“Banana” de R$ 35 milhões é comida mais uma vez
A instalação artística intitulada “Comedian”, criada pelo italiano Maurizio Cattelan, tornou-se símbolo de debates sobre os limites da arte
A instalação artística intitulada “Comedian”, criada pelo italiano Maurizio Cattelan, tornou-se símbolo de debates sobre os limites da arte contemporânea nos últimos anos. A obra, composta por uma banana fresca presa à parede com fita adesiva, foi exposta em diversos museus ao redor do mundo, incluindo o Centre-Pompidou Metz, na França. O episódio mais recente aconteceu no dia 12 de julho, quando um visitante do museu consumiu a banana diretamente da exposição, atraindo novamente atenção internacional para a peça e sua proposta provocativa.
A ação do visitante, rapidamente controlada pela equipe de segurança conforme protocolos do museu, levantou questões sobre a natureza efêmera da criação de Cattelan. Logo após o incidente, a banana foi substituída conforme as instruções do próprio artista, que considera a fruta apenas um elemento perecível da obra, que deve ser substituída periodicamente. Ainda assim, a cena despertou discussões a respeito do verdadeiro significado por trás da obra, especialmente sobre a relação entre o objeto e o conceito.
Por que a banana colada na parede é considerada arte?
“Comedian” ultrapassa a simplicidade de seus elementos materiais. A peça de Maurizio Cattelan explora a crítica ao mercado de arte e aos sistemas de valorização do trabalho artístico. A escolha de uma banana presa por fita adesiva destaca a efemeridade e a fragilidade, provocando o público a refletir sobre o que realmente compõe uma obra de arte. O debate se intensifica quando ações como a de visitar e consumir a banana mostram que a experiência e a interpretação fazem parte da performance proposta.
Ao incluir um objeto corriqueiro, Cattelan assume postura semelhante às vanguardas do século XX, que desafiaram o papel tradicional do artista e o valor atribuído aos materiais empregados em suas criações. Desde a sua estreia na Art Basel Miami, em 2019, a obra já foi alvo de intervenções públicas e reações variadas.
Quais os principais episódios envolvendo “Comedian”?
Desde sua primeira aparição pública, a obra de Maurizio Cattelan tem protagonizado episódios inusitados. Logo após ser apresentada em Miami, o artista performático David Datuna retirou a banana da parede e comeu-a diante de diversos espectadores, gerando repercussão mundial. Situação semelhante aconteceu em 2023, no Museu de Arte Leeum, na Coreia do Sul, onde um estudante de arte protagonizou gesto similar, consumindo o elemento central da obra.
- 2019: Apresentação na Art Basel Miami, onde a obra é vendida por cifras impressionantes.
- Intervenção do artista performático David Datuna, que retira e consome a banana em plena feira.
- 2023: Episódio em Seul, com estudante de arte repetindo o ato de comer a banana.
- 2025: Incidente recente no Centre-Pompidou Metz, na França, reacende debates e mantém a obra no centro das atenções.
Além desses episódios, a obra foi arrematada em novembro de 2024 pelo colecionador chinês Justin Sun, por cerca de 35 milhões de reais, que também chegou a comer a banana.
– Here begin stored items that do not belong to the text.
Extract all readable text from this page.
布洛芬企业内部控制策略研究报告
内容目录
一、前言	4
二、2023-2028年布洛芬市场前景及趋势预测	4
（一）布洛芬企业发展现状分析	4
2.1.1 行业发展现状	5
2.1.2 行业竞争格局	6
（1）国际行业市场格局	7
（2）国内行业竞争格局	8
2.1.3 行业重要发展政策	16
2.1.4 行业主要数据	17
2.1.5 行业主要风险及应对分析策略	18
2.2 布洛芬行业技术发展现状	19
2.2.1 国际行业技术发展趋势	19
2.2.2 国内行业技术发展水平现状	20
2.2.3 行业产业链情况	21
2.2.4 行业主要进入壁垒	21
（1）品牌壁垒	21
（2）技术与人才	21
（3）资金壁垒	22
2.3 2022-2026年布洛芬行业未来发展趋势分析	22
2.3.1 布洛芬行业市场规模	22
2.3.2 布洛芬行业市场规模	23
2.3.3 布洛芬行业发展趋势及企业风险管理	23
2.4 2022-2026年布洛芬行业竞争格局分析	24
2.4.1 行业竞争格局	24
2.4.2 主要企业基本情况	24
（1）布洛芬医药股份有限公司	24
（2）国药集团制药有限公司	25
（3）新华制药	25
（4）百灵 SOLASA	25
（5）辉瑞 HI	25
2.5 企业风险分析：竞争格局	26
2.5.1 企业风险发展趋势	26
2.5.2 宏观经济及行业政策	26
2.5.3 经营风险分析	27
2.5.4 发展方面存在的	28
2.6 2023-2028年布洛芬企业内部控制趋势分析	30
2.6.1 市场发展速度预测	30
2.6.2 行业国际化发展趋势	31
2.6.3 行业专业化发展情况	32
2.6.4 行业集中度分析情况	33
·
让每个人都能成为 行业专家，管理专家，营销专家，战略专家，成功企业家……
Que discussões a obra de Maurizio Cattelan gera sobre o mercado de arte?
“Comedian” estimula uma análise crítica sobre o funcionamento do mercado de arte contemporâneo, seus valores e critérios de legitimidade. A comercialização da obra, que inclui apenas um certificado de autenticidade e instruções sobre a substituição da banana, chama atenção para o valor atribuído ao conceito mais do que ao objeto físico. Para muitos especialistas, o maior mérito da peça reside em sua capacidade de questionar o sistema e provocar debates públicos recorrentes.
O caso também expôs o paradoxo existente entre o caráter transitório da banana e os altos valores financeiros envolvidos na obra, que chegou a atingir cifras superiores a 6 milhões de dólares em leilão. O Centre-Pompidou Metz definiu “Comedian” como uma das obras artísticas “mais comidas” das últimas décadas, marcando presença entre as grandes controvérsias do universo das artes visuais.